I suppose I didn't get the tone of your reply, so I apologise.
The key is, as always, balance, I guess. Different sources of power have different merits, and are suitable for different use cases. In this sense, the
"let's just use fossils because they're cool" camp is equally wrong as the
"everybody should go battery electric" camp, or the
"nuclear = bad" camp, in my opinion. What's good for me isn't necessarily good for you. Fun fact, that with all the famous incidents of the past,
nuclear is still one of the safest and environmentally friendliest sources of power when handled right. This is why I'm just as excited about fusion power as I am about hydrogen-powered cars.
Absolutely, and that is why I am so disgusted with the so-called "environmentalists" that blocked nuclear "on principle". If we'd built more nuclear and thus used less fossil fuels, the climate crisis probably wouldn't be a crisis, and we'd also have been in a much better place to address it via the simple act of
building even more nuclear.
Even today, with nuclear power mostly being accepted by true environmentalists, there is still the idiotic NIMBY'ing over where to store the waste that is preventing the construction of more nuclear plants. Meanwhile the current plants are forced to store spent fuel on-site basically forever, which is a massive and unnecessary cost increase and a far greater risk than just storing it all in a single, secured, centralised location.
It never ceases to blow my mind how South Africa, the third-world country I was born in,
has a nuclear waste storage program that has been working without issue for literally decades - yet the USA, the so-called greatest nation in the world, the one that literally invented nuclear power, simply cannot agree on selecting one of hundreds of thousands of disused deep mines shafts for the same. It boggles my mind.

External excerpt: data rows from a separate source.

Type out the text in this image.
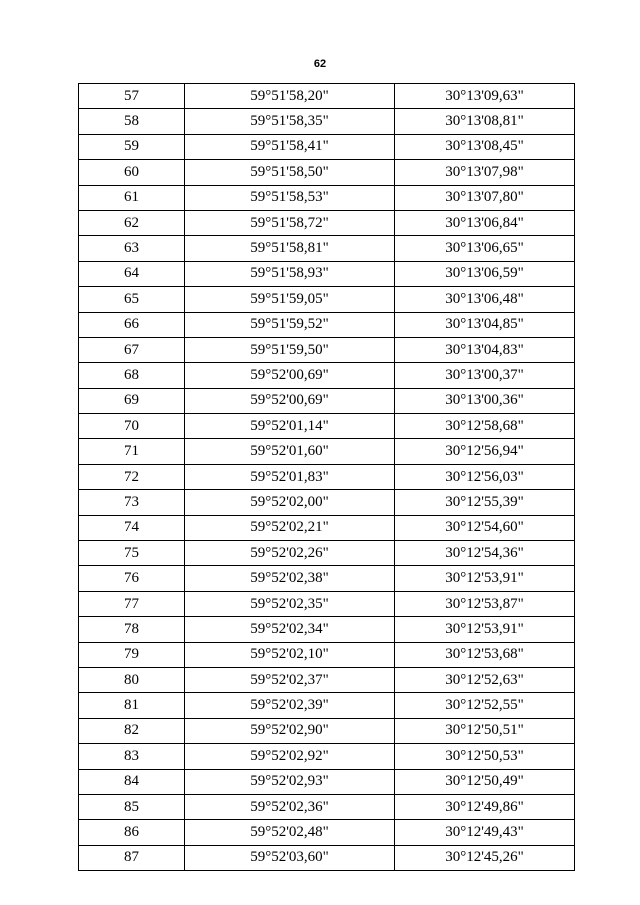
62
57	59°51'58,20"	30°13'09,63"
58	59°51'58,35"	30°13'08,81"
59	59°51'58,41"	30°13'08,45"
60	59°51'58,50"	30°13'07,98"
61	59°51'58,53"	30°13'07,80"
62	59°51'58,72"	30°13'06,84"
63	59°51'58,81"	30°13'06,65"
64	59°51'58,93"	30°13'06,59"
65	59°51'59,05"	30°13'06,48"
66	59°51'59,52"	30°13'04,85"
67	59°51'59,50"	30°13'04,83"
68	59°52'00,69"	30°13'00,37"
69	59°52'00,69"	30°13'00,36"
70	59°52'01,14"	30°12'58,68"
71	59°52'01,60"	30°12'56,94"
72	59°52'01,83"	30°12'56,03"
73	59°52'02,00"	30°12'55,39"
74	59°52'02,21"	30°12'54,60"
75	59°52'02,26"	30°12'54,36"
76	59°52'02,38"	30°12'53,91"
77	59°52'02,35"	30°12'53,87"
78	59°52'02,34"	30°12'53,91"
79	59°52'02,10"	30°12'53,68"
80	59°52'02,37"	30°12'52,63"
81	59°52'02,39"	30°12'52,55"
82	59°52'02,90"	30°12'50,51"
83	59°52'02,92"	30°12'50,53"
84	59°52'02,93"	30°12'50,49"
85	59°52'02,36"	30°12'49,86"
86	59°52'02,48"	30°12'49,43"
87	59°52'03,60"	30°12'45,26"
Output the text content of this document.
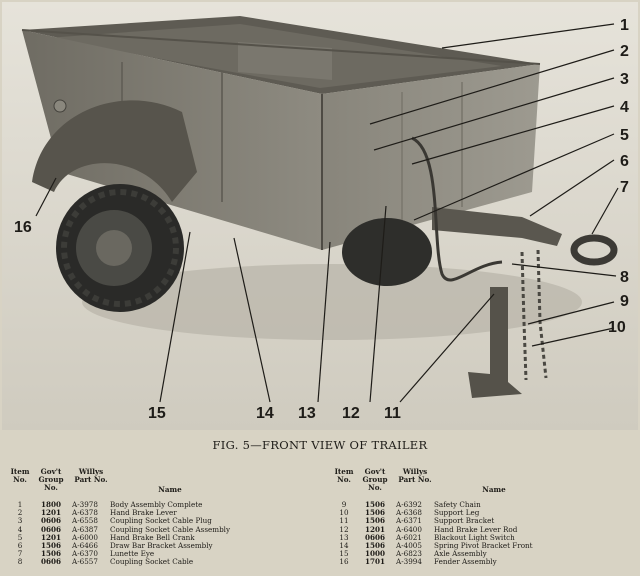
1
2
3
4
5
6
7
8
9
10
11
12
13
14
15
16
FIG. 5—FRONT VIEW OF TRAILER
Item No.
Gov't Group No.
Willys Part No.
Name
1	1800	A-3978	Body Assembly Complete
2	1201	A-6378	Hand Brake Lever
3	0606	A-6558	Coupling Socket Cable Plug
4	0606	A-6387	Coupling Socket Cable Assembly
5	1201	A-6000	Hand Brake Bell Crank
6	1506	A-6466	Draw Bar Bracket Assembly
7	1506	A-6370	Lunette Eye
8	0606	A-6557	Coupling Socket Cable
Item No.
Gov't Group No.
Willys Part No.
Name
9	1506	A-6392	Safety Chain
10	1506	A-6368	Support Leg
11	1506	A-6371	Support Bracket
12	1201	A-6400	Hand Brake Lever Rod
13	0606	A-6021	Blackout Light Switch
14	1506	A-4005	Spring Pivot Bracket Front
15	1000	A-6823	Axle Assembly
16	1701	A-3994	Fender Assembly
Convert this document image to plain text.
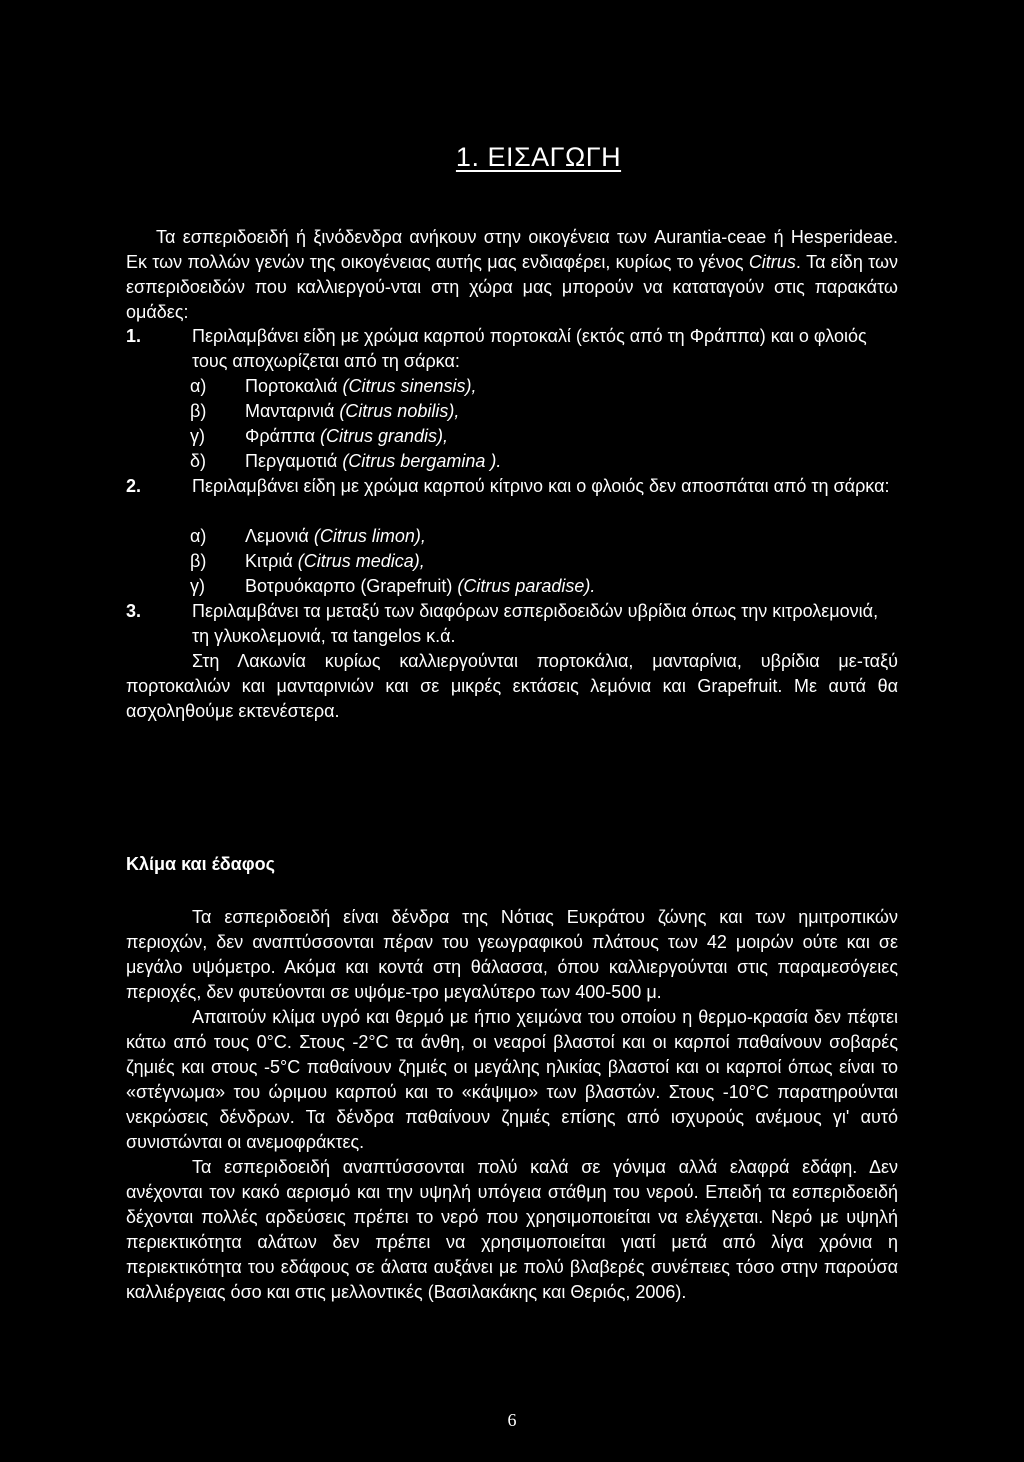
1. ΕΙΣΑΓΩΓΗ

Τα εσπεριδοειδή ή ξινόδενδρα ανήκουν στην οικογένεια των Aurantia-ceae ή Hesperideae. Εκ των πολλών γενών της οικογένειας αυτής μας ενδιαφέρει, κυρίως το γένος Citrus. Τα είδη των εσπεριδοειδών που καλλιεργού-νται στη χώρα μας μπορούν να καταταγούν στις παρακάτω ομάδες:

1.	Περιλαμβάνει είδη με χρώμα καρπού πορτοκαλί (εκτός από τη Φράππα) και ο φλοιός τους αποχωρίζεται από τη σάρκα:
α) Πορτοκαλιά (Citrus sinensis),
β) Μανταρινιά (Citrus nobilis),
γ) Φράππα (Citrus grandis),
δ) Περγαμοτιά (Citrus bergamina ).
2.	Περιλαμβάνει είδη με χρώμα καρπού κίτρινο και ο φλοιός δεν αποσπάται από τη σάρκα:
α) Λεμονιά (Citrus limon),
β) Κιτριά (Citrus medica),
γ) Βοτρυόκαρπο (Grapefruit) (Citrus paradise).
3.	Περιλαμβάνει τα μεταξύ των διαφόρων εσπεριδοειδών υβρίδια όπως την κιτρολεμονιά, τη γλυκολεμονιά, τα tangelos κ.ά.

Στη Λακωνία κυρίως καλλιεργούνται πορτοκάλια, μανταρίνια, υβρίδια με-ταξύ πορτοκαλιών και μανταρινιών και σε μικρές εκτάσεις λεμόνια και Grapefruit. Με αυτά θα ασχοληθούμε εκτενέστερα.

Κλίμα και έδαφος

Τα εσπεριδοειδή είναι δένδρα της Νότιας Ευκράτου ζώνης και των ημιτροπικών περιοχών, δεν αναπτύσσονται πέραν του γεωγραφικού πλάτους των 42 μοιρών ούτε και σε μεγάλο υψόμετρο. Ακόμα και κοντά στη θάλασσα, όπου καλλιεργούνται στις παραμεσόγειες περιοχές, δεν φυτεύονται σε υψόμε-τρο μεγαλύτερο των 400-500 μ.
Απαιτούν κλίμα υγρό και θερμό με ήπιο χειμώνα του οποίου η θερμο-κρασία δεν πέφτει κάτω από τους 0°C. Στους -2°C τα άνθη, οι νεαροί βλαστοί και οι καρποί παθαίνουν σοβαρές ζημιές και στους -5°C παθαίνουν ζημιές οι μεγάλης ηλικίας βλαστοί και οι καρποί όπως είναι το «στέγνωμα» του ώριμου καρπού και το «κάψιμο» των βλαστών. Στους -10°C παρατηρούνται νεκρώσεις δένδρων. Τα δένδρα παθαίνουν ζημιές επίσης από ισχυρούς ανέμους γι' αυτό συνιστώνται οι ανεμοφράκτες.
Τα εσπεριδοειδή αναπτύσσονται πολύ καλά σε γόνιμα αλλά ελαφρά εδάφη. Δεν ανέχονται τον κακό αερισμό και την υψηλή υπόγεια στάθμη του νερού. Επειδή τα εσπεριδοειδή δέχονται πολλές αρδεύσεις πρέπει το νερό που χρησιμοποιείται να ελέγχεται. Νερό με υψηλή περιεκτικότητα αλάτων δεν πρέπει να χρησιμοποιείται γιατί μετά από λίγα χρόνια η περιεκτικότητα του εδάφους σε άλατα αυξάνει με πολύ βλαβερές συνέπειες τόσο στην παρούσα καλλιέργειας όσο και στις μελλοντικές (Βασιλακάκης και Θεριός, 2006).
6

Now, I will not disagree that there are problems with nuclear (and I do not consider spent fuel storage one of them) - in particular, the people in charge of running nuclear power stations have shown dangerous levels of incompetence (Three Mile Island and Fukishima - I'm purposefully ignoring the Soviet levels of incompetence at Chernobyl, because those levels of incompetence are something you can't really design against). This is something that can and should be addressed by wholly independent nuclear regulation agencies that have the budget and manpower to perform random inspections on a regular basis. Further, as the state of the art in terms of construction and safety around nuclear evolves, this same regulatory body should include scientists and engineers who are empowered to quite literally go into any NPP and force it to be shut down immediately because it is no longer safe according to new information (e.g. the wall height vs tsunami wave height at Fukushima). If we'd been building more nuclear plants, this wouldn't have an effect on the grid because we'd have more than enough of them for redundancy!

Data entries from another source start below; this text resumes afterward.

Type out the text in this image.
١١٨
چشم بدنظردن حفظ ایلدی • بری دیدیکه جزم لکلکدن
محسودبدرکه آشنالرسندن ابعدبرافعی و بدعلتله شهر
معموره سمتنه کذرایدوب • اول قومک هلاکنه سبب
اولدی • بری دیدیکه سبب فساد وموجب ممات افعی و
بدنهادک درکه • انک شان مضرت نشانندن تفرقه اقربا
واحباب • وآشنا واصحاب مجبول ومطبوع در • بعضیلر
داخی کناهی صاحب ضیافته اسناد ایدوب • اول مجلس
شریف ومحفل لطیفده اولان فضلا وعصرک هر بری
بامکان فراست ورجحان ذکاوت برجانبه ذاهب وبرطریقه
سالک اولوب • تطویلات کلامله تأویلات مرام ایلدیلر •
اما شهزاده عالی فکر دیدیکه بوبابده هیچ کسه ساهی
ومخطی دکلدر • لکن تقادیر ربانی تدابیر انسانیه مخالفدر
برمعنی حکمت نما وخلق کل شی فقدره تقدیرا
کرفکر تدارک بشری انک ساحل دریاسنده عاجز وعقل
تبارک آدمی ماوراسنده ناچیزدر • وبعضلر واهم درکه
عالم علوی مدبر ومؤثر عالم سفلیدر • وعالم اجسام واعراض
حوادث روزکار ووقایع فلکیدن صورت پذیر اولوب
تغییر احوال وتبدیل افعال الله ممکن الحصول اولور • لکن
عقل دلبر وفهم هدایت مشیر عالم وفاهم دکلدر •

I appreciate it, although I wasn't being flippant, nor was I theorising around conspiracies. My point was (meant to be) similar to yours, even if I didn't communicate it right: if fusion is the way forward (which I believe it is), then governments will and should find ways to convince (or silence) the anti-mob. As you said (or at least implied), people are anti-everything by nature, even in cases where change is measurably positive.
Ah, then I doubly apologise for my offence towards you. And I think fusion is going to be very different to nuclear in this regard, because not only is it inherently fail-safe, the people involved in it have been very careful to control the media narrative to prevent any sort of anti-fusion hysteria from getting a grip. I'm sure you'll find that sort of FUD in the fringe publications, and I'm sure it'll start to leak into the mainstream once the first commercial fusion plants come online, but I think the marketing around fusion has been a lot better than fission was.